If this for some reason is not possible due to certain reasons such as the alert being based on current throughput you can manually override existing scripts to write a value that would trigger the alert.

Example:

We need to test throughput alerts in the lab environment, but adding additional throughput might be harmful to other equipment. The line of the AWK script that extracts the current transmit usage of an interface looks like this:

writeDoubleMetricWithLiveConfig("network-interface-tx-util-percentage", interfaceTags, "gauge", "60", percentageTxUsed[interface], "Network Interfaces - Throughput Transmit", "percentage", "name")

Instead, we’d modify the script to write:

writeDoubleMetricWithLiveConfig("network-interface-tx-util-percentage", interfaceTags, "gauge", "60", 90, "Network Interfaces - Throughput Transmit", "percentage", "name")

This would simulate a transmit usage of 90 percent on all interfaces of the device that the script is being executed on.

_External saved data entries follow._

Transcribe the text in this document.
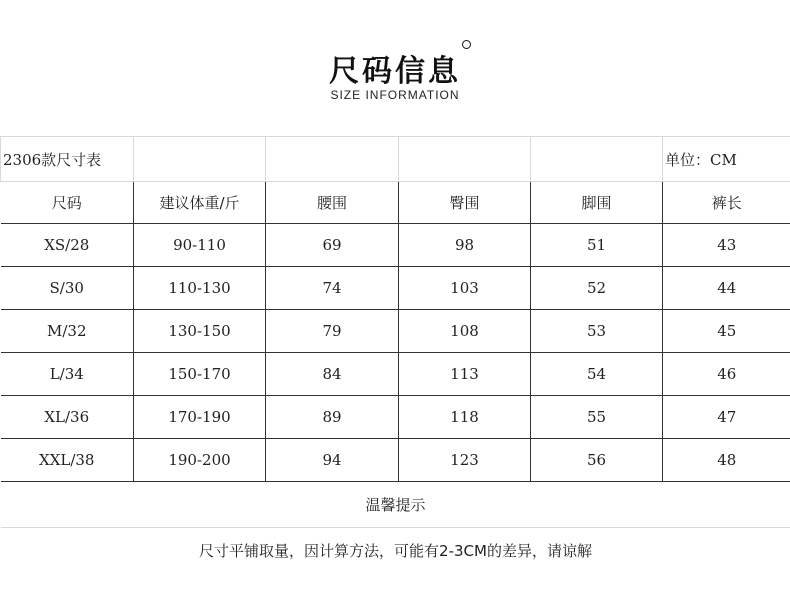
尺码信息
SIZE INFORMATION
2306款尺寸表					单位：CM
尺码	建议体重/斤	腰围	臀围	脚围	裤长
XS/28	90-110	69	98	51	43
S/30	110-130	74	103	52	44
M/32	130-150	79	108	53	45
L/34	150-170	84	113	54	46
XL/36	170-190	89	118	55	47
XXL/38	190-200	94	123	56	48
温馨提示					
尺寸平铺取量，因计算方法，可能有2-3CM的差异，请谅解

Similar changes can of course also be done to JSON and XML scripts:

_value.double:

    _constant: 90 

Tips

Decreasing the threshold for an alert

Sometimes it’s hard to stage an alert because of the high thresholds required to trigger it. In these cases it could be worth manually decreasing the threshold for said alert.

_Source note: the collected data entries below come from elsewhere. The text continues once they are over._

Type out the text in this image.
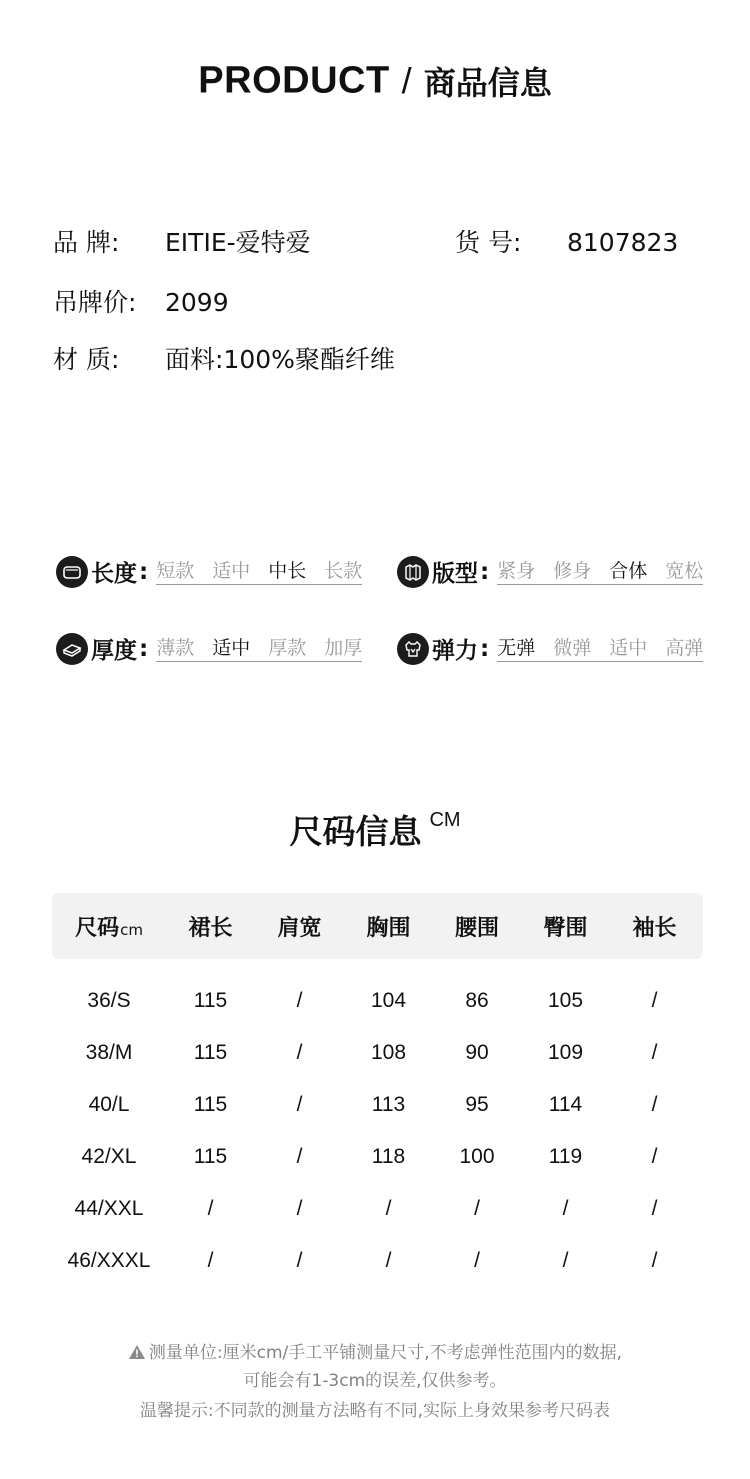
PRODUCT / 商品信息
品 牌: EITIE-爱特爱	货 号: 8107823
吊牌价: 2099
材 质: 面料:100%聚酯纤维
长度 : 短款 适中 中长 长款	版型 : 紧身 修身 合体 宽松
厚度 : 薄款 适中 厚款 加厚	弹力 : 无弹 微弹 适中 高弹
尺码信息 CM
尺码cm	裙长	肩宽	胸围	腰围	臀围	袖长
36/S	115	/	104	86	105	/
38/M	115	/	108	90	109	/
40/L	115	/	113	95	114	/
42/XL	115	/	118	100	119	/
44/XXL	/	/	/	/	/	/
46/XXXL	/	/	/	/	/	/
测量单位:厘米cm/手工平铺测量尺寸,不考虑弹性范围内的数据,
可能会有1-3cm的误差,仅供参考。
温馨提示:不同款的测量方法略有不同,实际上身效果参考尺码表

  1. Go to Operations Management -> Knowledge Management
  2. Search for the alert you want to modify and click on the button “Configure



  3. This will open a popup window with a list of the devices added to Indeni. Click on the button called Configure for the device you want to test it on:



  4. In this dialogue you can manually decrease the threshold for a specific device while testing the script.

Make it run more often

If you are impatient like me it could be worth decreasing the interval to 1 minute for the script that you want to test. This might make the alerts come faster. Note however, that if you do this with scripts that has a limit, and a usage you must make sure to synchronize the interval for both scripts.

Example:

I want to test routes-usage on one of my scripts so I decrease the interval to 1 minute. After that I would also have to locate the script which extracts routes-limit and decrease the interval on 

Samples

Check out the Cisco Nexus Acceptance Test Plan. It has many examples of how you can test the scripts by simulating alerts.